This action was brought by appellee to recover from appellant wages at the rate of $40 per month, from January 1, 1885, to Hovembcr 1, 1887, during which time appellee claimed to have been in the service of appellant, and also to recover $150 which appellee claimed appellant promised him if a certain farm of appellant’s should be sold by appellee’s aid, and for some items of money advanced. Appellee went to Kansas to oversee and manage a ranch for appellant under an agreement, as appellee testifies, that he was to be paid $40 per month and his board and the expense of traveling. Appellant admits that appellee went to Kansas to manage his ranch, but denies that there was any contract as to what his wages should be, and contends that he was not qualified for, or capable of managing the ranch or performing what he undertook to perform. In the spring of 1889 appellee returned from Kansas, and as he claims, by direction of appellant went to work for him at Oak Park in and about a hotel and livery stable which appellant was operating at that place.

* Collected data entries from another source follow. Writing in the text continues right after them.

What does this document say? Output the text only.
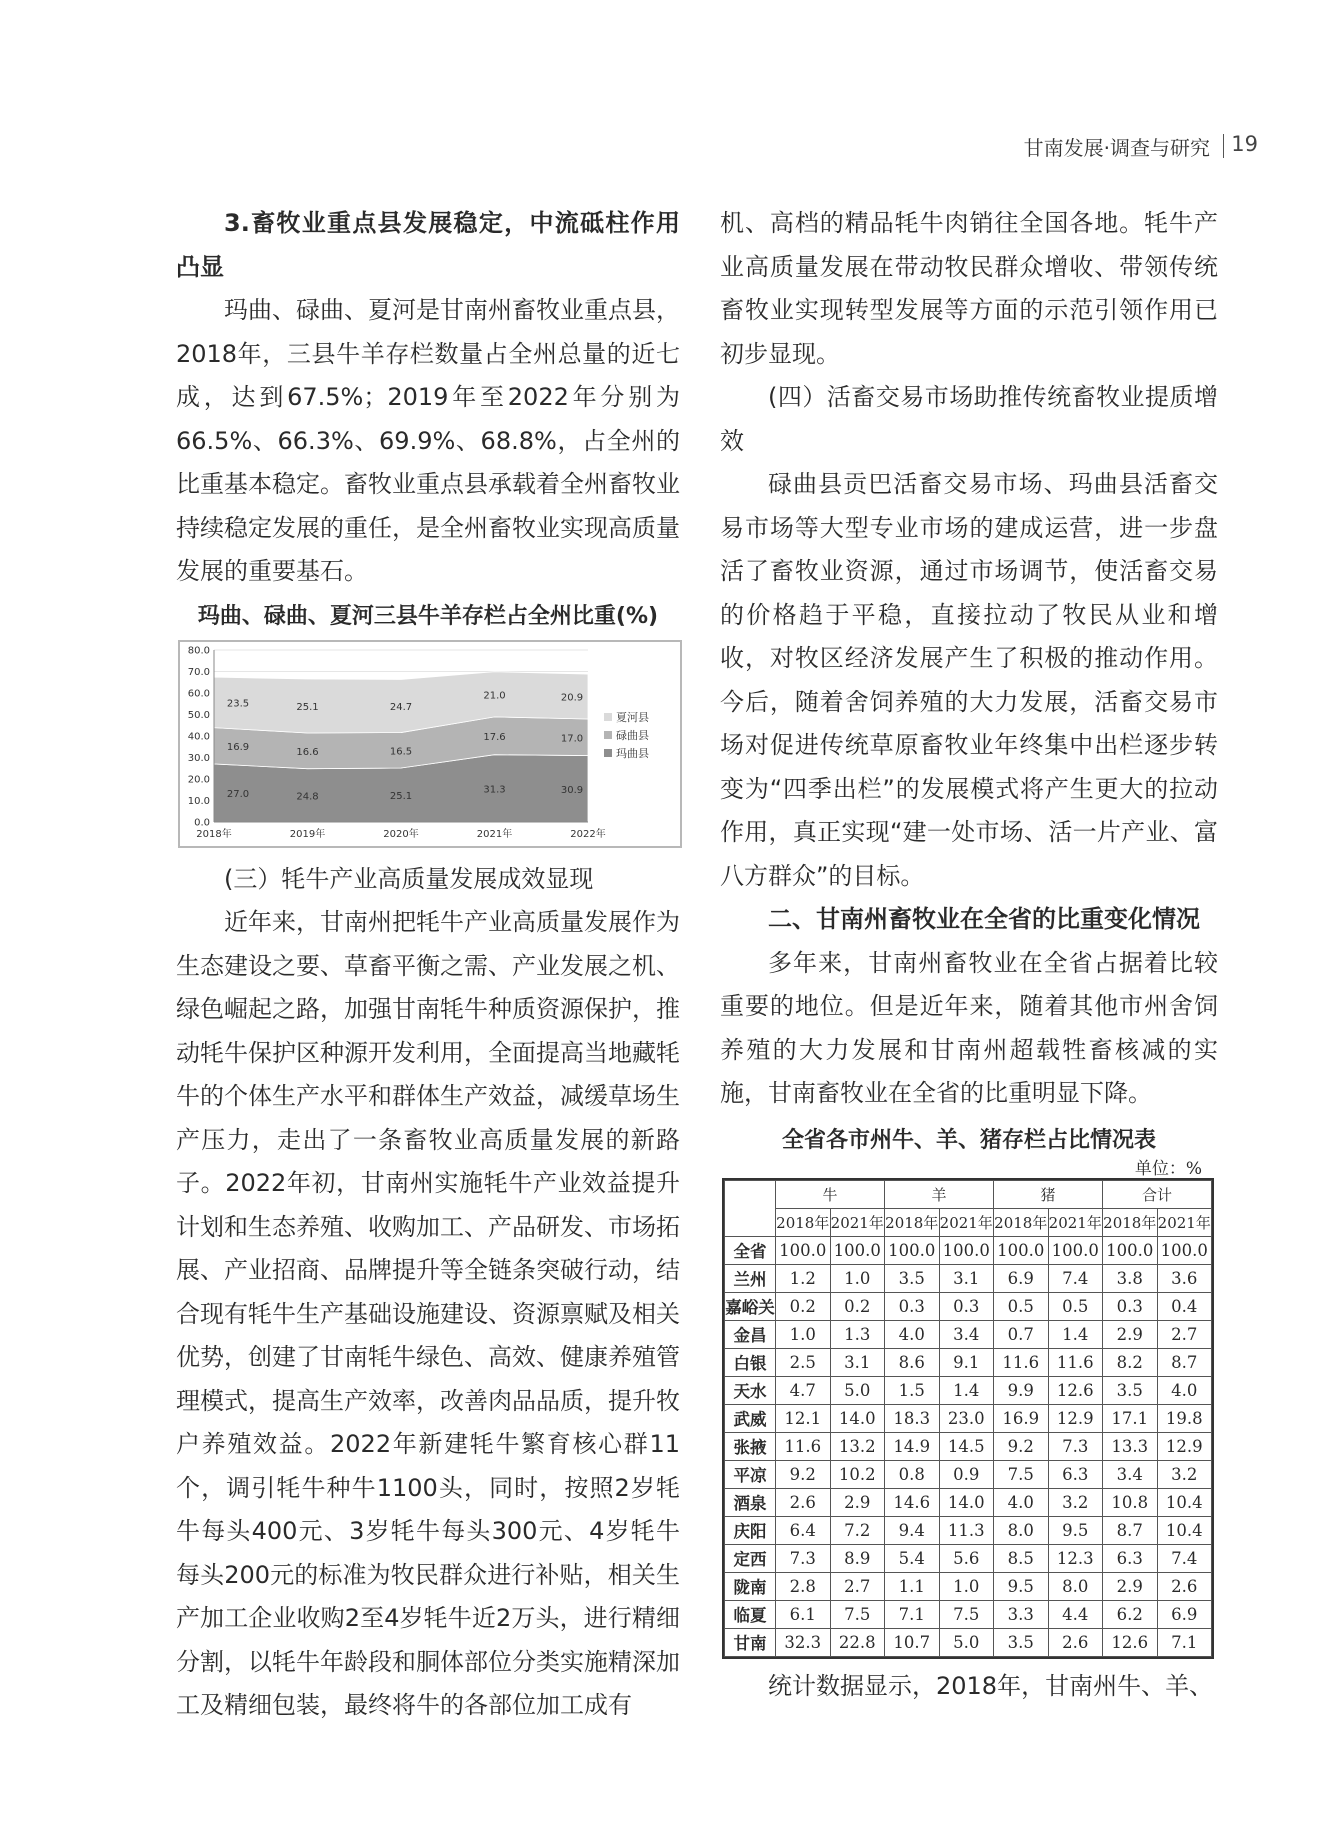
甘南发展·调查与研究 19

3.畜牧业重点县发展稳定，中流砥柱作用凸显

玛曲、碌曲、夏河是甘南州畜牧业重点县，2018年，三县牛羊存栏数量占全州总量的近七成，达到67.5%；2019年至2022年分别为66.5%、66.3%、69.9%、68.8%，占全州的比重基本稳定。畜牧业重点县承载着全州畜牧业持续稳定发展的重任，是全州畜牧业实现高质量发展的重要基石。

玛曲、碌曲、夏河三县牛羊存栏占全州比重(%)
27.0	24.8	25.1
31.3	30.9
16.9	16.6	16.5
17.6	17.0
23.5	25.1	24.7
21.0	20.9
80.0
70.0
60.0
50.0
40.0
30.0
20.0
10.0
0.0
2018年	2019年	2020年	2021年	2022年
夏河县
碌曲县
玛曲县

(三）牦牛产业高质量发展成效显现

近年来，甘南州把牦牛产业高质量发展作为生态建设之要、草畜平衡之需、产业发展之机、绿色崛起之路，加强甘南牦牛种质资源保护，推动牦牛保护区种源开发利用，全面提高当地藏牦牛的个体生产水平和群体生产效益，减缓草场生产压力，走出了一条畜牧业高质量发展的新路子。2022年初，甘南州实施牦牛产业效益提升计划和生态养殖、收购加工、产品研发、市场拓展、产业招商、品牌提升等全链条突破行动，结合现有牦牛生产基础设施建设、资源禀赋及相关优势，创建了甘南牦牛绿色、高效、健康养殖管理模式，提高生产效率，改善肉品品质，提升牧户养殖效益。2022年新建牦牛繁育核心群11个，调引牦牛种牛1100头，同时，按照2岁牦牛每头400元、3岁牦牛每头300元、4岁牦牛每头200元的标准为牧民群众进行补贴，相关生产加工企业收购2至4岁牦牛近2万头，进行精细分割，以牦牛年龄段和胴体部位分类实施精深加工及精细包装，最终将牛的各部位加工成有

机、高档的精品牦牛肉销往全国各地。牦牛产业高质量发展在带动牧民群众增收、带领传统畜牧业实现转型发展等方面的示范引领作用已初步显现。

(四）活畜交易市场助推传统畜牧业提质增效

碌曲县贡巴活畜交易市场、玛曲县活畜交易市场等大型专业市场的建成运营，进一步盘活了畜牧业资源，通过市场调节，使活畜交易的价格趋于平稳，直接拉动了牧民从业和增收，对牧区经济发展产生了积极的推动作用。今后，随着舍饲养殖的大力发展，活畜交易市场对促进传统草原畜牧业年终集中出栏逐步转变为“四季出栏”的发展模式将产生更大的拉动作用，真正实现“建一处市场、活一片产业、富八方群众”的目标。

二、甘南州畜牧业在全省的比重变化情况

多年来，甘南州畜牧业在全省占据着比较重要的地位。但是近年来，随着其他市州舍饲养殖的大力发展和甘南州超载牲畜核减的实施，甘南畜牧业在全省的比重明显下降。

全省各市州牛、羊、猪存栏占比情况表
单位：%
	牛		羊		猪		合计	
	2018年	2021年	2018年	2021年	2018年	2021年	2018年	2021年
全省	100.0	100.0	100.0	100.0	100.0	100.0	100.0	100.0
兰州	1.2	1.0	3.5	3.1	6.9	7.4	3.8	3.6
嘉峪关	0.2	0.2	0.3	0.3	0.5	0.5	0.3	0.4
金昌	1.0	1.3	4.0	3.4	0.7	1.4	2.9	2.7
白银	2.5	3.1	8.6	9.1	11.6	11.6	8.2	8.7
天水	4.7	5.0	1.5	1.4	9.9	12.6	3.5	4.0
武威	12.1	14.0	18.3	23.0	16.9	12.9	17.1	19.8
张掖	11.6	13.2	14.9	14.5	9.2	7.3	13.3	12.9
平凉	9.2	10.2	0.8	0.9	7.5	6.3	3.4	3.2
酒泉	2.6	2.9	14.6	14.0	4.0	3.2	10.8	10.4
庆阳	6.4	7.2	9.4	11.3	8.0	9.5	8.7	10.4
定西	7.3	8.9	5.4	5.6	8.5	12.3	6.3	7.4
陇南	2.8	2.7	1.1	1.0	9.5	8.0	2.9	2.6
临夏	6.1	7.5	7.1	7.5	3.3	4.4	6.2	6.9
甘南	32.3	22.8	10.7	5.0	3.5	2.6	12.6	7.1

统计数据显示，2018年，甘南州牛、羊、
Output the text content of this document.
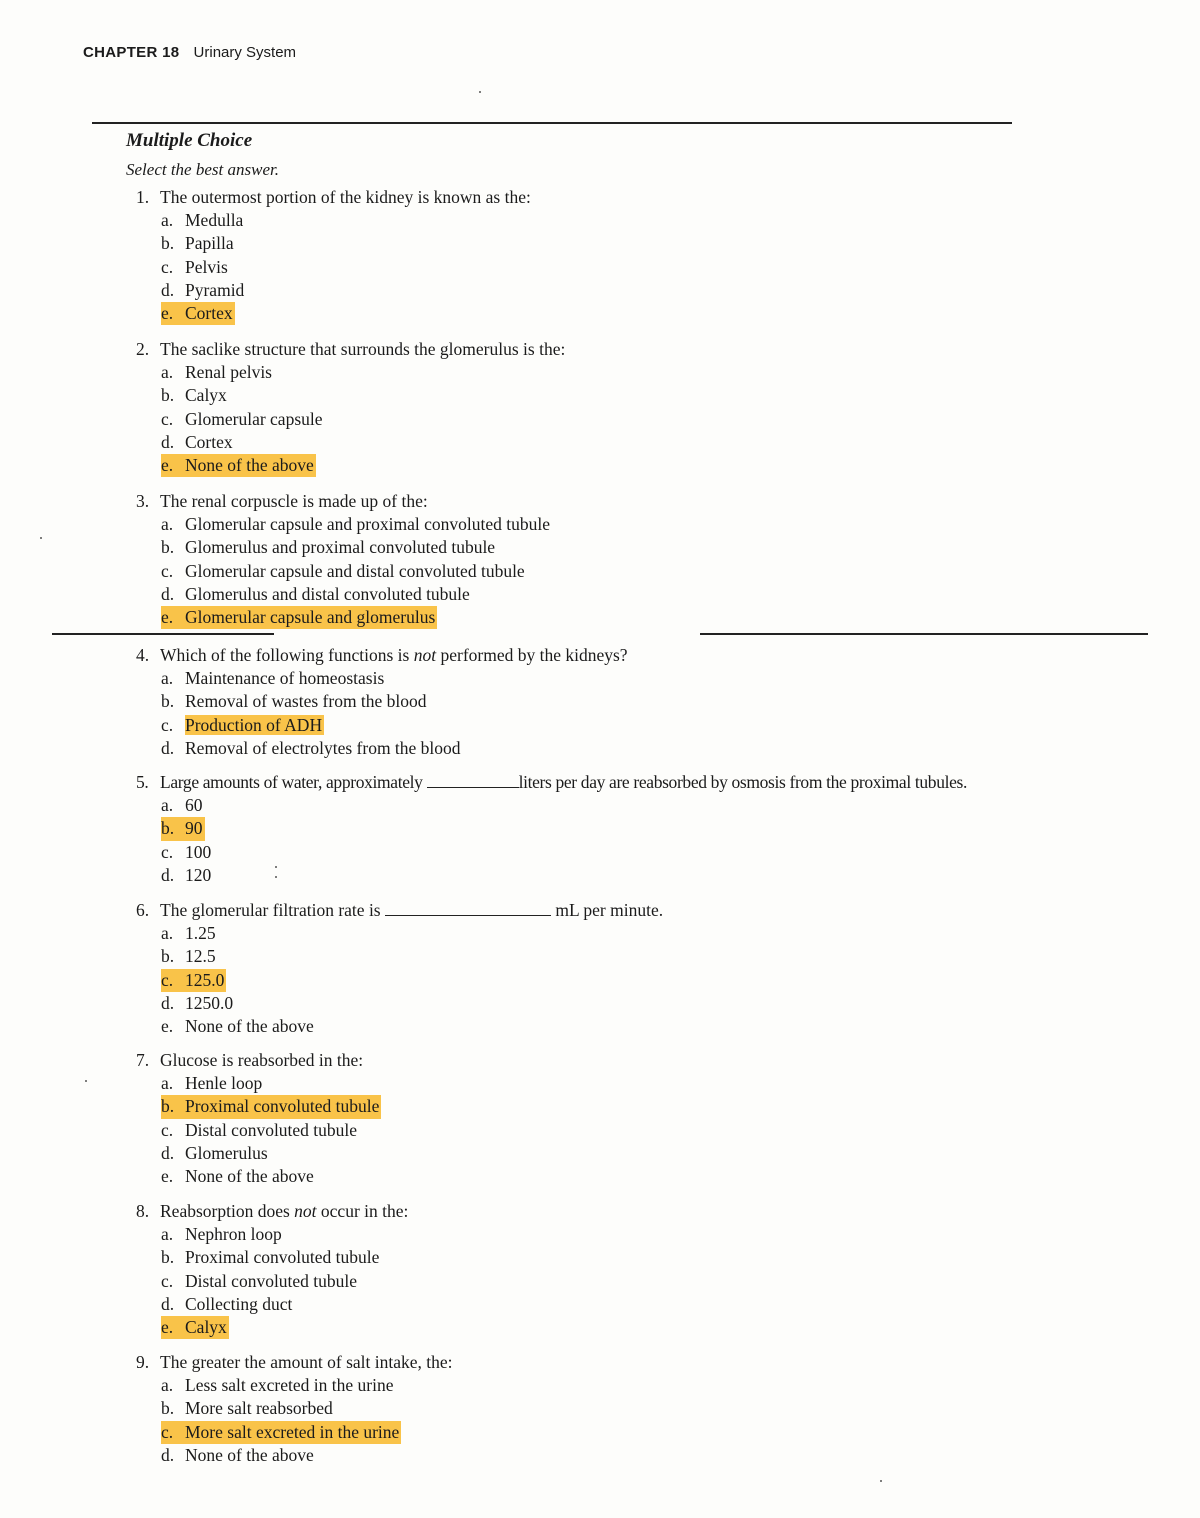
CHAPTER 18 Urinary System
Multiple Choice
Select the best answer.
1. The outermost portion of the kidney is known as the:
a. Medulla
b. Papilla
c. Pelvis
d. Pyramid
e. Cortex
2. The saclike structure that surrounds the glomerulus is the:
a. Renal pelvis
b. Calyx
c. Glomerular capsule
d. Cortex
e. None of the above
3. The renal corpuscle is made up of the:
a. Glomerular capsule and proximal convoluted tubule
b. Glomerulus and proximal convoluted tubule
c. Glomerular capsule and distal convoluted tubule
d. Glomerulus and distal convoluted tubule
e. Glomerular capsule and glomerulus
4. Which of the following functions is not performed by the kidneys?
a. Maintenance of homeostasis
b. Removal of wastes from the blood
c. Production of ADH
d. Removal of electrolytes from the blood
5. Large amounts of water, approximately	liters per day are reabsorbed by osmosis from the proximal tubules.
a. 60
b. 90

c. 100
d. 120
6. The glomerular filtration rate is	mL per minute.
a. 1.25
b. 12.5
c. 125.0

d. 1250.0
e. None of the above
7. Glucose is reabsorbed in the:
a. Henle loop
b. Proximal convoluted tubule

c. Distal convoluted tubule
d. Glomerulus
e. None of the above
8. Reabsorption does not occur in the:
a. Nephron loop
b. Proximal convoluted tubule
c. Distal convoluted tubule
d. Collecting duct
e. Calyx
9. The greater the amount of salt intake, the:
a. Less salt excreted in the urine
b. More salt reabsorbed
c. More salt excreted in the urine

d. None of the above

Appellant insists that appellee was not in his employ at Oak Park, but that he was appellant’s partner in running the livery stable, and boarded at appellant’s hotel, and appellant claims to recover for said board in this suit by way of set-off.
On all the material points of dispute between appellant and appellee, the evidence is in irreconcilable conflict, and it was therefore the province of the jury to determine by their verdict which party was entitled to be believed, and it is not . competent for this court to disturb the conclusion reached, unless some error of law has intervened.
Appellee testifies that nothing was said about the rate of wages when the employment was changed from the Kansas ranch to the Oak Park hotel and livery stable, and the court gave to the jury, upon that state of facts, the following instruction:
“If the jury believe from the evidence that the defendant employed the plaintiff at an agreed sum per month and expenses, to proceed to Kansas and take charge of a farm, the property of defendant, for an indefinite period, and that subsequently defendant requested plaintiff to return to Chicago and proceed to Oak Park to do certain other work for defendant, and the plaintiff did both with no other different arrangement as to salary and expenses, then plaintiff is entitled to recover for the full time he so remained in defendant’s employ at the rate agreed upon in the first instance.”
Appellant complains of the instruction and insists that the return from Kansas was the end of that employment, and that if appellee went to work for appellant at Oak Park without any agreement fixing the wages, he was entitled to recover only what his services might be shown to be reasonably worth. We can not agree with counsel’s contention. There is no evidence in the case to show the work of supervising a hotel and livery stable is so greatly different in character from that of managing a ranch as to form a basis for the legal implication that the rate of wages altered on a change from one employment to the other without anything being said by the parties to the contract. Where the employment continues, with no radical alteration in the character of the service rendered, the original contract may justly be regarded as fixing the rate of wages to be paid. Grover & Baker S. M. Co. v. Bulkley, 48 Ill. 189.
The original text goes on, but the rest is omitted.